What, if not peaceful politics?

I respond to Tacuma Ogunseye’s letter in two  dailies,  which was a riposte to my intervention, “The opposition’s struck-in-the-past mode provided critical opportunities for the PPP’s well-oiled machinery”. I had made the point that Guyana now being is a nation of minorities, while ethnicity still dominates politics, any party that desires to take office – which is their raison d’etre  – must attract voters outside of their ethnic bases.
Tacuma claims that “Dev is confusing general opposition politics and the politics of the African–Guyanese (African) condition”. If so, I would like Tacuma to explain why the “politics of the African Guyanese condition” cannot be articulated within our political system?? If, for instance, as I suggested, the Opposition takes a more accommodative stance towards non-African Guyanese, are there not political parties like the present WPA that take a more Afro-centric position to highlight African interests? Or African Guyanese “cultural” groups like ACDA that do the same from within civil society??
I am hoping Tacuma has not again given up hope of our political system delivering justice to African Guyanese, as he evidently did following the 2002 Prison outbreak, and defended the bandits holed up in Buxton as an “African Armed Resistance”. In a 2007 letter, “A multi-racial front against the government is not possible”, in addition to street protests, he proposed the option to “support an armed resistance and give it political legitimacy”.
Later, on the eve of the 2011 elections, after ACDA had called for street protests against the PPP, which I had argued against, Tacuma on behalf of the group delivered his “Riot Act speech”. “If we win, we sharing the government with them, but we also have to tell them that if we lose, we are going to fight and bring Guyana to a halt until we have a national government in which the representatives of African people and the combined opposition is part of parliament; Comrades, we are announcing the Riot Act…Once the African people rise up in their great numbers, I dare the army to take the side of the PPP and against Africans. Our sons and daughters would not do that…Come elections night when the results come out, Africans must have a share in the government, there must be a national government or there will be no Guyana!” Interestingly after the PPP was neutralized in 2011 and defeated in 2015 by the combined Opposition and were not brought into any “national government”, ACDA did not “bring Guyana to a halt”.
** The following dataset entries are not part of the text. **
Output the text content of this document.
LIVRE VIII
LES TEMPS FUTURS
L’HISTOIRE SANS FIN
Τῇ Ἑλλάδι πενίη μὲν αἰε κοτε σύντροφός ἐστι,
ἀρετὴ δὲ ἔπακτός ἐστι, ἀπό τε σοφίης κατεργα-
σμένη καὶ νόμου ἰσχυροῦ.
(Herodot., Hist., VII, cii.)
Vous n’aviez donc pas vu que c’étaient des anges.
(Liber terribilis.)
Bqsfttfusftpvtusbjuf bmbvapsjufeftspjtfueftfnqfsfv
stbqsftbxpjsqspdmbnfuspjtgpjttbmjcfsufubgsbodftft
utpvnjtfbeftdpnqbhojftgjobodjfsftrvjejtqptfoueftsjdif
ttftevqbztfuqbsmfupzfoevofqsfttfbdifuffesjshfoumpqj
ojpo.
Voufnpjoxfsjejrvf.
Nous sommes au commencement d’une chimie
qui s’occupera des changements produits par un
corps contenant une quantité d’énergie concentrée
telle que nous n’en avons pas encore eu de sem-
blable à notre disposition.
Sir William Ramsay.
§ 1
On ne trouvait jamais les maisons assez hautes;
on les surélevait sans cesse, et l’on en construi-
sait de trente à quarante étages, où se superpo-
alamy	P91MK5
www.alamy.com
In his recent letter, Tacuma concedes that while “Guyanese elections is an ethnic census, it is possible, as…in the 2015 elections, that there can be a deviation from the norm. But the real question is, is it sustainable?” But that’s the point, isn’t it?? It is up to the PNC to make the politics of moderation and accommodation to attract “outside” voters sustainable.
As I pointed out, the PPP has gone so far in that direction that the Opposition is now strenuously engaged in physically preventing them from entering “their strongholds”.
As Tacuma pointed out, the PNC under Corbin did ignore his exhortations and others like Eric Philips’, to engage in street protests, and went on to jettison its name by forming APNU, which entered a coalition with the AFC to take office. It was David Granger, leader of the PNC and APNU, who torpedoed that initiative with his unilateral shuttering sugar and sidelining the AFC. While the model’s “sustainability” was made more difficult for the PNC to accede to office, the “potential demographic changes by new arrivals” identified by Tacuma must be seen as an opportunity to end the “old” politics. These newcomers would not have been conditioned by the old narratives, and would be more willing to give their votes to parties that are for development writ large, rather than pandering to sectional interests.
In terms of “armed resistance”, I repeat the question posed then by Dennis Wiggins, using the title of Mr Eusi Kwayana’s book. What happens “The Morning After” such an armed struggle in such a small society as ours?